Итак, все составляющие образа, появляясь у разных авторов в разное время и в разном контексте, к концу V в. складываются в единую картину. Они служат созданию непротиворечивого и возвышенного образа благочестивого монарха и первого императора Христианской империи. В то же время биография императора

была не лишена темных пятен. Главными поводами для критики Константина его противниками и соответственно сложными моментами, которые как-то должны были быть представлены апологетами Константина, являются крещение Константина на смертном одре арианским епископом, жестокое обращение с Афанасием и убийство Криспа [45, р. 140-144]. Церковные историки поздней античности старательно обходят эти сюжеты стороной. Так, имя Евсевия Никомидийского, крестившего Константина, впервые упоминает Иероним в продолжении «Хроники» Евсевия, но ни один из церковных историков прямо не называет его имени. Даже арианин Филосторгий, казалось бы заинтересованный в подчеркивании этого факта, не указывает его имени, называя его «епископом, которому Константин вручил завещание». Латинские авторы, такие как Руфин Аквилейский и Павел Орозий, даже не упоминают об этом сюжете с крещением. Об убийстве Криспа бегло упоминают Орозий и Созомен, причем первый не находит этому факту никакого объяснения, а второй старается его опровергнуть. Единственное исключение здесь, пожалуй, Филосторгий, останавливающийся на этом эпизоде подробнее и облекающий его в форму греческой трагедии. Фигура Афанасия Александрийского и отношения епископа с императором вообще редко акцентируются в Церковных историях ГV—V вв.
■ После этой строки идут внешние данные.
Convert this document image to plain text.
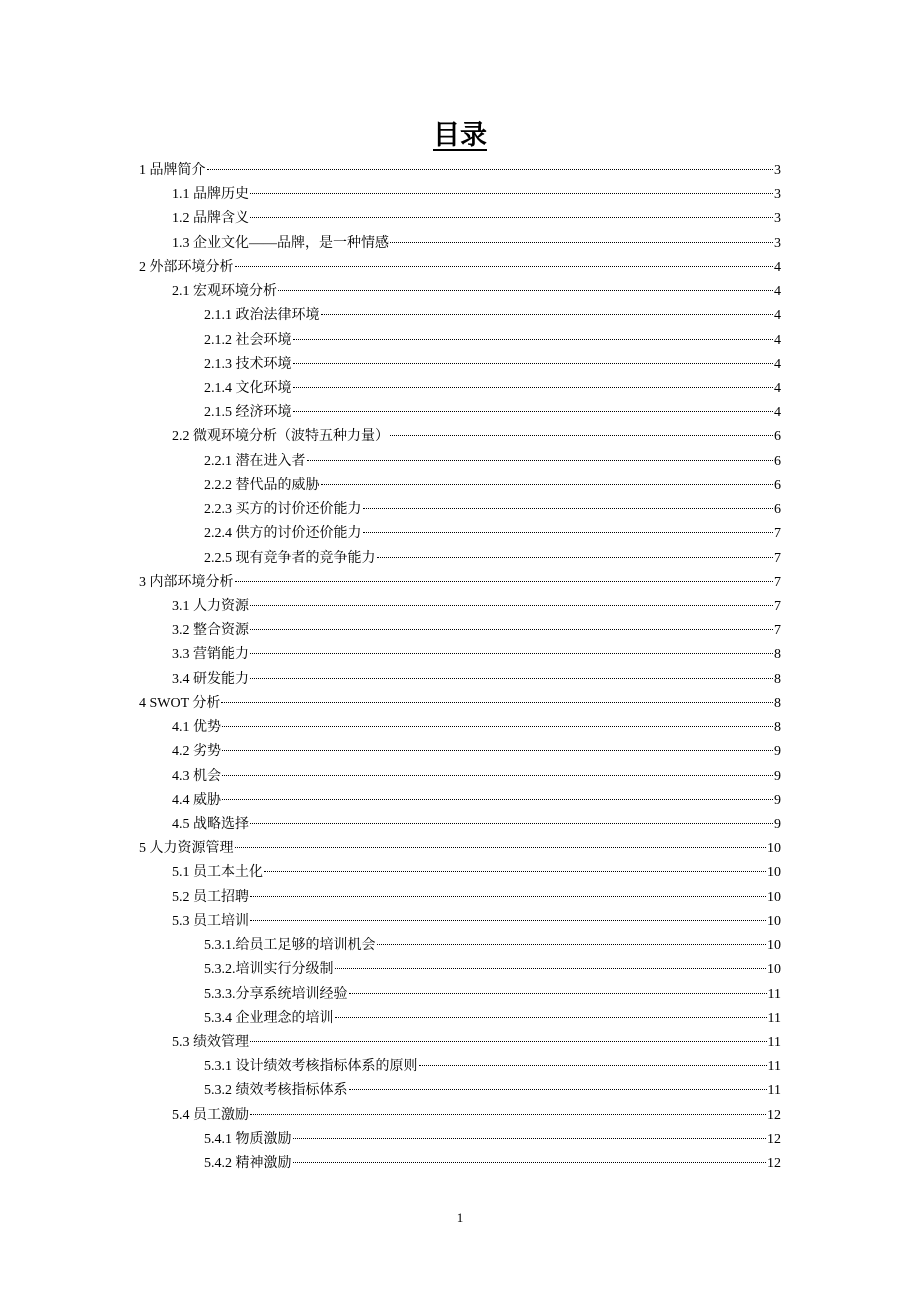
目录
1 品牌简介	3
1.1 品牌历史	3
1.2 品牌含义	3
1.3 企业文化——品牌，是一种情感	3
2 外部环境分析	4
2.1 宏观环境分析	4
2.1.1 政治法律环境	4
2.1.2 社会环境	4
2.1.3 技术环境	4
2.1.4 文化环境	4
2.1.5 经济环境	4
2.2 微观环境分析（波特五种力量）	6
2.2.1 潜在进入者	6
2.2.2 替代品的威胁	6
2.2.3 买方的讨价还价能力	6
2.2.4 供方的讨价还价能力	7
2.2.5 现有竞争者的竞争能力	7
3 内部环境分析	7
3.1 人力资源	7
3.2 整合资源	7
3.3 营销能力	8
3.4 研发能力	8
4 SWOT 分析	8
4.1 优势	8
4.2 劣势	9
4.3 机会	9
4.4 威胁	9
4.5 战略选择	9
5 人力资源管理	10
5.1 员工本土化	10
5.2 员工招聘	10
5.3 员工培训	10
5.3.1.给员工足够的培训机会	10
5.3.2.培训实行分级制	10
5.3.3.分享系统培训经验	11
5.3.4 企业理念的培训	11
5.3 绩效管理	11
5.3.1 设计绩效考核指标体系的原则	11
5.3.2 绩效考核指标体系	11
5.4 员工激励	12
5.4.1 物质激励	12
5.4.2 精神激励	12
1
Из авторов VI в. очень немногие церковные историки обращаются к фигуре Константина. Во-первых, продолжая труды своих предшественников, они рассказывают о событиях, близких их собственному времени, а, соответственно, рассказ о деяниях и личности Константина уже чисто хронологически не вписывался в их повествование. Сам материал не требовал рассказа о временах Константина. Во-вторых, к

VI в. христианство уже упрочило свои позиции не только в политической сфере, но и в области сознания. Выросло не одно поколение людей, воспитанных в духе христианства, которым не нужно было доказывать правильность принятия христианства, правильность избранного империей исторического пути.
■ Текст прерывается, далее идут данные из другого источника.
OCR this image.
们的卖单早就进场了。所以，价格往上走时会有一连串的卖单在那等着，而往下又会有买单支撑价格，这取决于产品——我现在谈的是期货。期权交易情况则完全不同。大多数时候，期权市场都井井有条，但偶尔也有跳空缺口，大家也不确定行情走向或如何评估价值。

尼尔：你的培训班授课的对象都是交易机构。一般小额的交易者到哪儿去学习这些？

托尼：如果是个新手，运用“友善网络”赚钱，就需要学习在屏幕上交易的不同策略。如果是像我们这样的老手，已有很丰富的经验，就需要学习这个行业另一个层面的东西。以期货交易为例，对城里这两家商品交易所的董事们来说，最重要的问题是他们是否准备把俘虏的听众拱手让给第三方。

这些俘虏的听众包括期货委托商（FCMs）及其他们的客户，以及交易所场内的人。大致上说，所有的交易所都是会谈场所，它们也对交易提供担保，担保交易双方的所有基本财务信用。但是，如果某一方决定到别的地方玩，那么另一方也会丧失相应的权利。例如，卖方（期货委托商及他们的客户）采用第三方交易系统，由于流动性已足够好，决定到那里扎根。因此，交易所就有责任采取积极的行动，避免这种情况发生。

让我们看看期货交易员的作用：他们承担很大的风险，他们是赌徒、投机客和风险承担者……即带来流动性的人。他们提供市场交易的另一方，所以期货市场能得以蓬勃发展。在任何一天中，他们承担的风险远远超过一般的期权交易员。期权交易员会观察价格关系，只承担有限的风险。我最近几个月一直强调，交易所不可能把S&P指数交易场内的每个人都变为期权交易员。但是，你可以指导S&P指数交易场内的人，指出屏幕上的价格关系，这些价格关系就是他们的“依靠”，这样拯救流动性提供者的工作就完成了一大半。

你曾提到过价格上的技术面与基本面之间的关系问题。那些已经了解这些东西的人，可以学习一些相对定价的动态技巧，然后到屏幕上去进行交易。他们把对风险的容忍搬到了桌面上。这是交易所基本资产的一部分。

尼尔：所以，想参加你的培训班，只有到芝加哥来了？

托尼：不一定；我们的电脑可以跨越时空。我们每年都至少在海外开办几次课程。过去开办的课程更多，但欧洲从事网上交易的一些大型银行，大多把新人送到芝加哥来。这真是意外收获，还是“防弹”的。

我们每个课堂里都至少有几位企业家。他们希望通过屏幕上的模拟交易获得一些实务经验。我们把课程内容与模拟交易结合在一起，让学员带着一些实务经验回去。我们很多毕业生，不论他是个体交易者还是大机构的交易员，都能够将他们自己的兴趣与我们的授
Пожалуй, единственным христианским историком VI в., специально останавливающимся на правлении императора Константина, является Евагрий Схоластик [46; 33]. Хотя повествование Евагрия ни хронологически, ни тематически не требовало включения рассказа об императоре Константине, тем не менее в III книгу (посреди характеристики правления императора

VI в. Анастасия) он включает довольно пространное отступление от темы с детальным раз-

бором личностных качеств и деяний первого христианского императора (III. 40-41). Свое отступление от основной линии повествования и хронологии автор объясняет стремлением к истине («Да не подумает никто, что это посторонний [предмет] для церковной истории - он очень нужный и важный по той причине, что эллинские историописатели злоумышляют против истины. Обратимся же и к другим деяниям Анастасия» [НЕ. III. 41]). Рассказ об императоре Константине служит ему той бесспорной истиной, по сравнению с которой наиболее ярко проявляется ложность всех рассуждений и рассказов Зосима и других языческих писателей («Но дабы не показалось, что нам... не известно, что об этом с пристрастием рассказывают предшествующие [историки], давайте проведем сравнение и покажем [их] ложь, отталкиваясь в первую очередь от того, что они сами написали» [НЕ. III. 39]).
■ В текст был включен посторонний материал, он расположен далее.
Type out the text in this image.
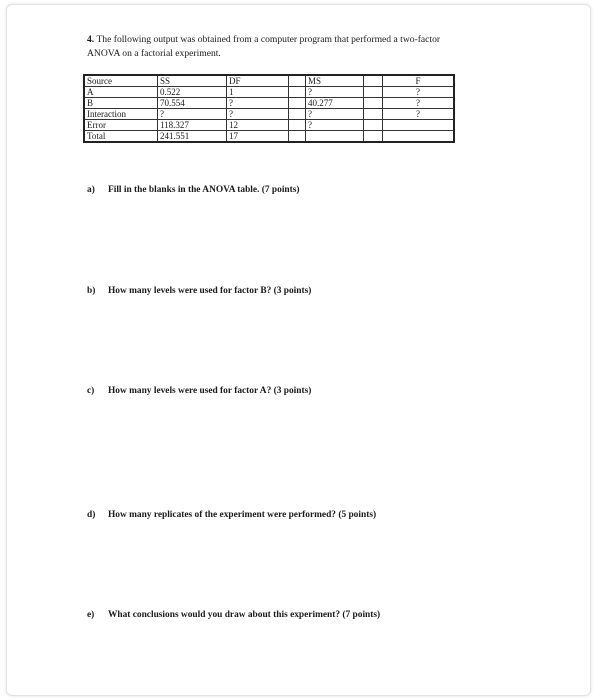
4. The following output was obtained from a computer program that performed a two-factor
ANOVA on a factorial experiment.
Source	SS	DF		MS		F
A	0.522	1		?		?
B	70.554	?		40.277		?
Interaction	?	?		?		?
Error	118.327	12		?		
Total	241.551	17				
a) Fill in the blanks in the ANOVA table. (7 points)
b) How many levels were used for factor B? (3 points)
c) How many levels were used for factor A? (3 points)
d) How many replicates of the experiment were performed? (5 points)
e) What conclusions would you draw about this experiment? (7 points)
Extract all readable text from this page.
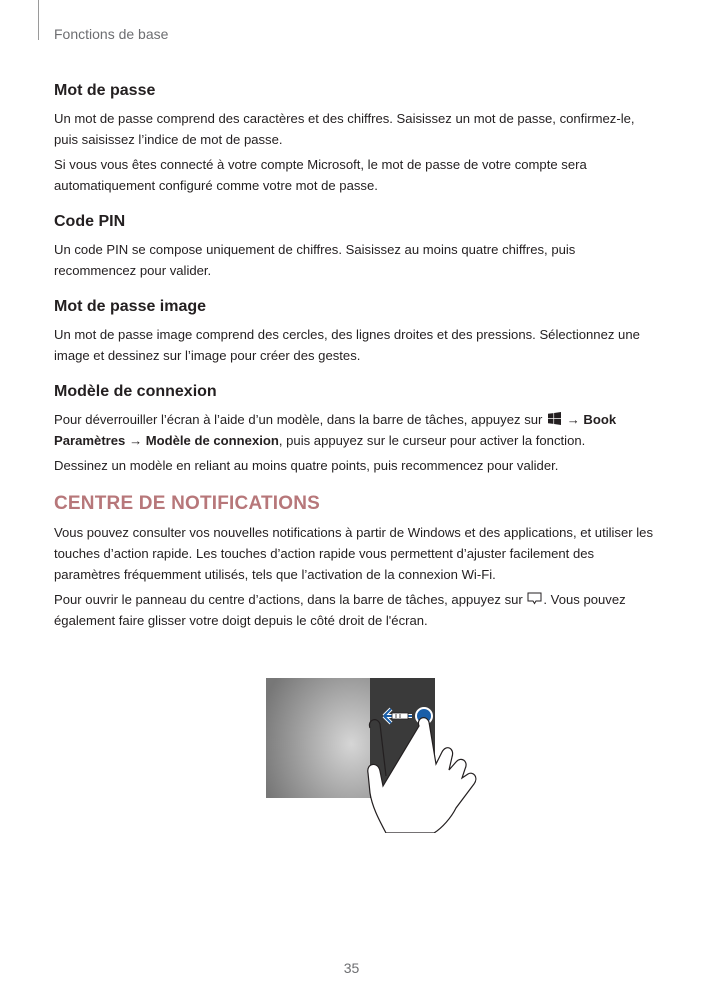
Fonctions de base
Mot de passe

Un mot de passe comprend des caractères et des chiffres. Saisissez un mot de passe, confirmez-le, puis saisissez l’indice de mot de passe.

Si vous vous êtes connecté à votre compte Microsoft, le mot de passe de votre compte sera automatiquement configuré comme votre mot de passe.

Code PIN

Un code PIN se compose uniquement de chiffres. Saisissez au moins quatre chiffres, puis recommencez pour valider.

Mot de passe image

Un mot de passe image comprend des cercles, des lignes droites et des pressions. Sélectionnez une image et dessinez sur l’image pour créer des gestes.

Modèle de connexion

Pour déverrouiller l’écran à l’aide d’un modèle, dans la barre de tâches, appuyez sur  → Book Paramètres → Modèle de connexion, puis appuyez sur le curseur pour activer la fonction.

Dessinez un modèle en reliant au moins quatre points, puis recommencez pour valider.

CENTRE DE NOTIFICATIONS

Vous pouvez consulter vos nouvelles notifications à partir de Windows et des applications, et utiliser les touches d’action rapide. Les touches d’action rapide vous permettent d’ajuster facilement des paramètres fréquemment utilisés, tels que l’activation de la connexion Wi-Fi.

Pour ouvrir le panneau du centre d’actions, dans la barre de tâches, appuyez sur . Vous pouvez également faire glisser votre doigt depuis le côté droit de l'écran.

35
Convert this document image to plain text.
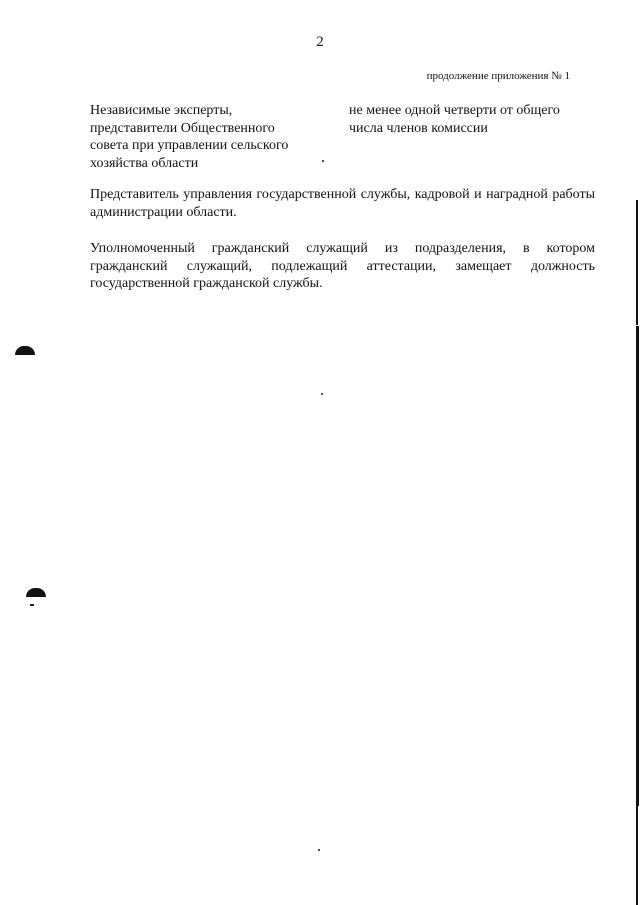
2
продолжение приложения № 1
Независимые эксперты,
представители Общественного
совета при управлении сельского
хозяйства области
не менее одной четверти от общего
числа членов комиссии
Представитель управления государственной службы, кадровой и наградной работы администрации области.
Уполномоченный гражданский служащий из подразделения, в котором гражданский служащий, подлежащий аттестации, замещает должность государственной гражданской службы.
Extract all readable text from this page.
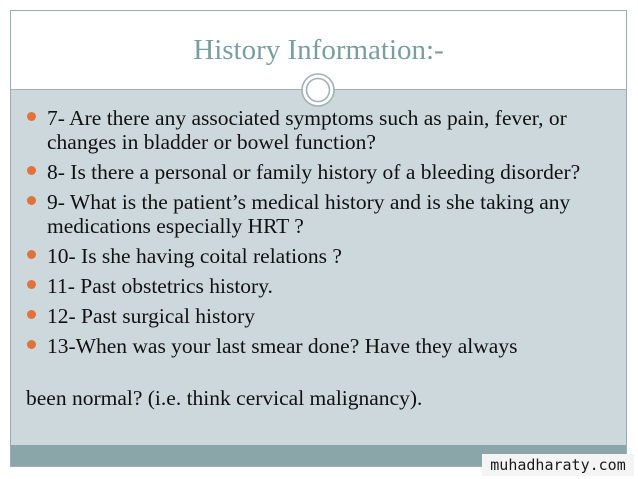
History Information:-
7- Are there any associated symptoms such as pain, fever, or changes in bladder or bowel function?
8- Is there a personal or family history of a bleeding disorder?
9- What is the patient’s medical history and is she taking any medications especially HRT ?
10- Is she having coital relations ?
11- Past obstetrics history.
12- Past surgical history
13-When was your last smear done? Have they always
been normal? (i.e. think cervical malignancy).
muhadharaty.com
Евагрий не сообщает ничего нового об императоре Константине, не приводит неумеренных восхвалений в его адрес; он спокойно рассуждает о правдивости или ложности тех представлений и слухов, которые ходили вокруг личности Константина в VI в., последовательно опровергая все наветы язычников. К категории ложных сведений, клеветы и наветов он относит законы против богатых (налог на имущество «светлейших» прежде всего); убийство Криспа и жены Фаусты; нечестивое крещение (от какого-то египтянина) для освобождения от страшных грехов и, наконец, главное обвинение Константина в том, что с принятием христианства и отступлением от веры отцов «дела римлян. пришли в упадок и совершенно расстроились» (НЕ. III. 41). Он рисует уже знакомый нам образ императора - мудрого, щедрого и благочестивого монарха, справедливого законодателя, победоносного полководца и строителя, считая, что любые обвинения и нападки язычников рядом с ним выглядят свершено невероятными и абсурдными. Таким образом, к VI в. образ Константина уже сформировался и существует как некая константа, законченный и неизменный конструкт. Более того, с VI в. образ первого христианского императора консервируется и превращается в некую «мнемоническую схему», укреплявшую стереотипы коллективного сознания и пробуждавшую специфические воспоминания о прошлом.

VII век является самым загадочным и в развитии христианской исторической мысли в целом, и в становлении легендарной традиции о Константине Великом. Это столетие отмечено всего двумя церковно-историческими сочине-

ниями («Церковная история» Иоанна Никиус-ского и «История» Себеоса), причем каждое из них так или иначе обращается к жизнеописанию императора Константина. Надо сказать, что образ первого христианского императора и в том, и в другом сочинении выглядит весьма экзотично.

Казалось бы, император Константин имеет косвенное отношение к коптской литературе, тем не менее даже в коптских исторических текстах ему отводится значительная роль как первому христианскому императору. Причем в «Хронике» Иоанна Никиусского Константин предстает не только и не столько как благочестивый правитель, покровительствующий христианам и оказывавший благодеяния церкви, сколько как успешный полководец и - главное! - победитель персов [47-48]. В целом Константин выступает скорее неким символом, нежели реальным историческим персонажем [47, р. 187].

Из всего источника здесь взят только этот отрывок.